Porwanie pod blokiem
Do uprowadzenia 25-letniej kobiety i jej 3-letniego dziecka doszło w czwartek w Białymstoku przed południem na osiedlu Dziesięciny. Dwaj mężczyźni wciągnęli do samochodu kobietę i dziecko i odjechali. Kilkaset metrów dalej samochód porzucili.
Kobieta i jej córka zostały odnalezione w Ostrołęce (Mazowieckie) w piątek po południu. Policja zatrzymała dwie osoby, w tym ojca dziecka, podejrzewane o udział w ich uprowadzeniu.
Insp. Ciarka wyjaśnił, że "wszystko wskazuje na to, że w tej sprawie możemy mówić o elementach porwania rodzicielskiego". "Mówię tutaj o porwaniu czy też odebraniu siłowym bez wiedzy czy zgody matki Amelki" - mówił PAP.

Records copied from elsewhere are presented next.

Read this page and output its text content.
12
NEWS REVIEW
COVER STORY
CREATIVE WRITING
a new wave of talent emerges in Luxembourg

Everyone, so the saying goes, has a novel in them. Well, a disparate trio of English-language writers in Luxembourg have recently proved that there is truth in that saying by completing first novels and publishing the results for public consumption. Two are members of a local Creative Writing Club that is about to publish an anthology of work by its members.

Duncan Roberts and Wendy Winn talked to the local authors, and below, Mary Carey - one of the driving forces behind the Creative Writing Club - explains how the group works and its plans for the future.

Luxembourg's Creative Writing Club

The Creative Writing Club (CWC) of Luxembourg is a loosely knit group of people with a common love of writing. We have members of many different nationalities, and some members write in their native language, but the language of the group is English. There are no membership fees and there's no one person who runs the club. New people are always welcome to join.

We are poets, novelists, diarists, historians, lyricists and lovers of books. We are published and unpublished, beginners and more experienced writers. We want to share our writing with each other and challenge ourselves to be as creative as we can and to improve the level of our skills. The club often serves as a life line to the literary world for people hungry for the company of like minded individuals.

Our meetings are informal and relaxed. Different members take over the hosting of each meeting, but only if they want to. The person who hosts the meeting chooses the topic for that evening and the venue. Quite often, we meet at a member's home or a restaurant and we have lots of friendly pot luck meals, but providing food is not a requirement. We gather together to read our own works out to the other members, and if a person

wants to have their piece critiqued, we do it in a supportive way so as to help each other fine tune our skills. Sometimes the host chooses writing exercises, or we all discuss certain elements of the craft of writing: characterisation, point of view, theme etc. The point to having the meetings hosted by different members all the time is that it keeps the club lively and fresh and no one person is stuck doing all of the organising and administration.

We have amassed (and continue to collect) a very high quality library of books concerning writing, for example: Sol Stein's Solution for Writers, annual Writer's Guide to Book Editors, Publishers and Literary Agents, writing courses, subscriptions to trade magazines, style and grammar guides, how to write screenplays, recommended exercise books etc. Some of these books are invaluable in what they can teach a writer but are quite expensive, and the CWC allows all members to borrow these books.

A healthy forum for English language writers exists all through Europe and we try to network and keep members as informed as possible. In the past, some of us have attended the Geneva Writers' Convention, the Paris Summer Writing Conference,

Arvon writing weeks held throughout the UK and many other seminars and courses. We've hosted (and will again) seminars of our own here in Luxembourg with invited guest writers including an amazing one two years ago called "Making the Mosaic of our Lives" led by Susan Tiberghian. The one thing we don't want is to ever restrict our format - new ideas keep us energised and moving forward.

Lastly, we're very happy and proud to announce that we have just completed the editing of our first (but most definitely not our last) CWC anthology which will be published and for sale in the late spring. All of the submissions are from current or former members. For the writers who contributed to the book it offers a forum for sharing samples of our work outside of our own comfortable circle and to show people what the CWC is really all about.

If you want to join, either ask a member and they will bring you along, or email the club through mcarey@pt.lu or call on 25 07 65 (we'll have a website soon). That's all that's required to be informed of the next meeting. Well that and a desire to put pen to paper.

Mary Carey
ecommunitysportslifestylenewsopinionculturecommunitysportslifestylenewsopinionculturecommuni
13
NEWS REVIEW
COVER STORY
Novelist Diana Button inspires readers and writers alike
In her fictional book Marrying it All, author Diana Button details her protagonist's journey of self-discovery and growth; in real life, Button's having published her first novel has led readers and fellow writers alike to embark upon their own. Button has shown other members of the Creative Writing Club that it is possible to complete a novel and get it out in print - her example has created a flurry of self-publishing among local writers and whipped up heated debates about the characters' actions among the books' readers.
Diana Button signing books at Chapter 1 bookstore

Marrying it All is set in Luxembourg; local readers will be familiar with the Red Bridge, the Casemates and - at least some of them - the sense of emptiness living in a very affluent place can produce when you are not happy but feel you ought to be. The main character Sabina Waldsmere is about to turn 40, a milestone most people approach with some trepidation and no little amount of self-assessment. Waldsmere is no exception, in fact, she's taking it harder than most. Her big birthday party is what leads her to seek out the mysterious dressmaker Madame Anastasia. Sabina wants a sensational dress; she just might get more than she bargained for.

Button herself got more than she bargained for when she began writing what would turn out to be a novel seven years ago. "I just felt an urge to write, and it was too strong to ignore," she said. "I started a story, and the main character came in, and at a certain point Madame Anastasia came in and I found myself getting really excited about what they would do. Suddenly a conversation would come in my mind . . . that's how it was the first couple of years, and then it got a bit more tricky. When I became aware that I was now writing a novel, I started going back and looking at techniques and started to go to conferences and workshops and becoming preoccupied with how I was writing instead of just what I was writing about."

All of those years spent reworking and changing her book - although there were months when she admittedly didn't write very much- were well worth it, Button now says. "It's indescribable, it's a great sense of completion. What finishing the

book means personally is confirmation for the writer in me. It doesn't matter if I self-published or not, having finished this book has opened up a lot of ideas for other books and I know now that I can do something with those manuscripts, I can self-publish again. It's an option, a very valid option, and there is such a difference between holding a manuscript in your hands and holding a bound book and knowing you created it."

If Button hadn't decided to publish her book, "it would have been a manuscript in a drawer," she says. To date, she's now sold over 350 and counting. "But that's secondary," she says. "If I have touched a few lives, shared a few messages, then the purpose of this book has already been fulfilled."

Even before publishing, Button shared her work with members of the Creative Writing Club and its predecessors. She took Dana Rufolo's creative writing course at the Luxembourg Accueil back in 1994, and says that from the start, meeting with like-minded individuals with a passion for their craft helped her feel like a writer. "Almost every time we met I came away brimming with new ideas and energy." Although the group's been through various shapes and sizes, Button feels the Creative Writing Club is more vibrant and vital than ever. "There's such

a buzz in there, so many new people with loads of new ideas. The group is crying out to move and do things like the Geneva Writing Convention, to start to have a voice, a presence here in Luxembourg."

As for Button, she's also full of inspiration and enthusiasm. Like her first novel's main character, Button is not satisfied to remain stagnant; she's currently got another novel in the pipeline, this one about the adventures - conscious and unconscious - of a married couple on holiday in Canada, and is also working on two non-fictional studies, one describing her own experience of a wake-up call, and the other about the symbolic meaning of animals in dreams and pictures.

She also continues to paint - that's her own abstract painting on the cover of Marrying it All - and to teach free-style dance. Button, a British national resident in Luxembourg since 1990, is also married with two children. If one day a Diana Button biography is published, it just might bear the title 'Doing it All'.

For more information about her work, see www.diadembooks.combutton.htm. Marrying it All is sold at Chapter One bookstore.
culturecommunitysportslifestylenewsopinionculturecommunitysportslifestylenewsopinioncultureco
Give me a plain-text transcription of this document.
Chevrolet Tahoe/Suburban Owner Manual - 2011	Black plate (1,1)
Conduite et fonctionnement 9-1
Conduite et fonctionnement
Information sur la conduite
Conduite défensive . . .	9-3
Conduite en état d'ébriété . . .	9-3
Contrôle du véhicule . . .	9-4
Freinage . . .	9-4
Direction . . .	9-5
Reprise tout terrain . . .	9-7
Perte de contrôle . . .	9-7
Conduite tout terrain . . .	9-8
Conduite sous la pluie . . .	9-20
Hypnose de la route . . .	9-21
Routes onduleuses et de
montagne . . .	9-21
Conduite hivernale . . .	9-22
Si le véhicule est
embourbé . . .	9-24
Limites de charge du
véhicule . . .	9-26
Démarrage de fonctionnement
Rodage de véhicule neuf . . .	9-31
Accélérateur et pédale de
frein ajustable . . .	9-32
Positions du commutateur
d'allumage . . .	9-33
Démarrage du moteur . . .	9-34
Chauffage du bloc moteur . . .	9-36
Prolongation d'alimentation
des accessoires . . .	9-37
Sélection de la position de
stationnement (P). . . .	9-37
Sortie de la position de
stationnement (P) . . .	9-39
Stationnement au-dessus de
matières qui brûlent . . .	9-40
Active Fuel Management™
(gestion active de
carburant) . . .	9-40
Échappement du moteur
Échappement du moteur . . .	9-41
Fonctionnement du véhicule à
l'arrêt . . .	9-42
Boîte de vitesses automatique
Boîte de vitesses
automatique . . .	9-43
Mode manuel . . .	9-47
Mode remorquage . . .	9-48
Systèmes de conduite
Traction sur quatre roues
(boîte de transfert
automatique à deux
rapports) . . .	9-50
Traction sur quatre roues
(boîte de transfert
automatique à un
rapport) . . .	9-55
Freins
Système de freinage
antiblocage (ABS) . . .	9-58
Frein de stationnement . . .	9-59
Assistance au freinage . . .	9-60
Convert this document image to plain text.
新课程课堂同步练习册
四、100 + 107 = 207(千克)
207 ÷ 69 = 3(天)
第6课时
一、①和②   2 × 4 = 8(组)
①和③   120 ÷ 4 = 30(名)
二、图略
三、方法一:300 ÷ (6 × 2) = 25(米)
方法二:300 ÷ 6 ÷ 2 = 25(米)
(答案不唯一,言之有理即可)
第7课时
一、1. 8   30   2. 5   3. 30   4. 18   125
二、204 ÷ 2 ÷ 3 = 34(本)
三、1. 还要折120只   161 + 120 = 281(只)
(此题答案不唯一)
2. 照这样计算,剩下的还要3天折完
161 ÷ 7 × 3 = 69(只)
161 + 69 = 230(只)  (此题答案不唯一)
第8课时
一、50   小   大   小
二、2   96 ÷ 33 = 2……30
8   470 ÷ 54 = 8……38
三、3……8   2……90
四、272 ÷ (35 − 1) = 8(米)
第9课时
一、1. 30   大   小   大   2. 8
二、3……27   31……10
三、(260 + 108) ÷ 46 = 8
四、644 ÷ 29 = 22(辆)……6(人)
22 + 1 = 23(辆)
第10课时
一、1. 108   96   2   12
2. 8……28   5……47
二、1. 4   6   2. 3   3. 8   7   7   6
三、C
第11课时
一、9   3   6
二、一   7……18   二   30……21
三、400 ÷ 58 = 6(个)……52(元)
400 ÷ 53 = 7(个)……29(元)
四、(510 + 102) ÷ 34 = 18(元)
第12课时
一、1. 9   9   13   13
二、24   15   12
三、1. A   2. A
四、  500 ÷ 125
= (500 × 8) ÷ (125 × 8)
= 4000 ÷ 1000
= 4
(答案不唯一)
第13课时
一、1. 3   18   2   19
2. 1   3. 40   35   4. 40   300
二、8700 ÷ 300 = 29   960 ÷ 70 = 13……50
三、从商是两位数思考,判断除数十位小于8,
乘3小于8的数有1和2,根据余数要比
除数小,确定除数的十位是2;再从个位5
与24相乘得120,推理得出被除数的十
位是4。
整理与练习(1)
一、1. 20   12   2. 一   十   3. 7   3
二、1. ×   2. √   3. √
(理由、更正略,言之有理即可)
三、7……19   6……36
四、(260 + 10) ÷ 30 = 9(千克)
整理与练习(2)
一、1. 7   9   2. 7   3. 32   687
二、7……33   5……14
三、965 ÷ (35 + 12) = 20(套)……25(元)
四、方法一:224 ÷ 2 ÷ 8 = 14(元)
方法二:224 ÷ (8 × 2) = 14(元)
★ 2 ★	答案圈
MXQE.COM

Jak dodał, "warto przy tym poruszyć temat dosyć ważny dla podobnych sytuacji". Podkreślił, że "odpowiedzialny, mądry rodzic" nie powinien narażać swojego dziecka "na takie traumatyczne przeżycia". Wskazał, że "są inne możliwości, żeby załatwiać takie sprawy prawnie, przed sądem, aby rozmawiać, korzystać z usług psychologów". - W tym przypadku te działania były bardzo nieodpowiedzialne, przynajmniej ze strony ojca, którzy naraził na traumatyczne przeżycia nie tylko kobietę, ale także 3-letnie dziecko - ocenił.
Child Alert
W związku z zaginięciem dziecka był ogłoszony Child Alert; w piątek policja opublikowała również zdjęcia męża porwanej kobiety, ojca dziecka, który w Łomży wypożyczył samochód użyty do uprowadzenia.
Rzecznik Komendanta Głównego Policji - pytany o odezwę ze strony obywateli po uruchomieniu tej procedury - podkreślił, że dla polskiej policji "współpraca ze społeczeństwem jest priorytetem".
- Zawsze powtarzam, że nasze oczy i uszy to właśnie społeczeństwo. Dlatego tak wysokie zaufanie do policji sprawia, że ludzie chętnie z nami współpracują, przekazują nam informacje - mówił.
- Uruchomienie procedury Child Alert jest związane ze współpracą ze społeczeństwem, gdzie policja za pośrednictwem partnerów - głównie są to określone stacje radiowe, telewizyjne, które zgodziły się przystąpić do tej procedury - podają przez okres 12 godzin komunikaty do społeczeństwa, upubliczniają wizerunek poszukiwanego dziecka, z apelem, prośbą o to, aby każdy, kto ma jakiekolwiek informacje o nim, przekazywał na specjalny numer telefonu 995 - tłumaczył.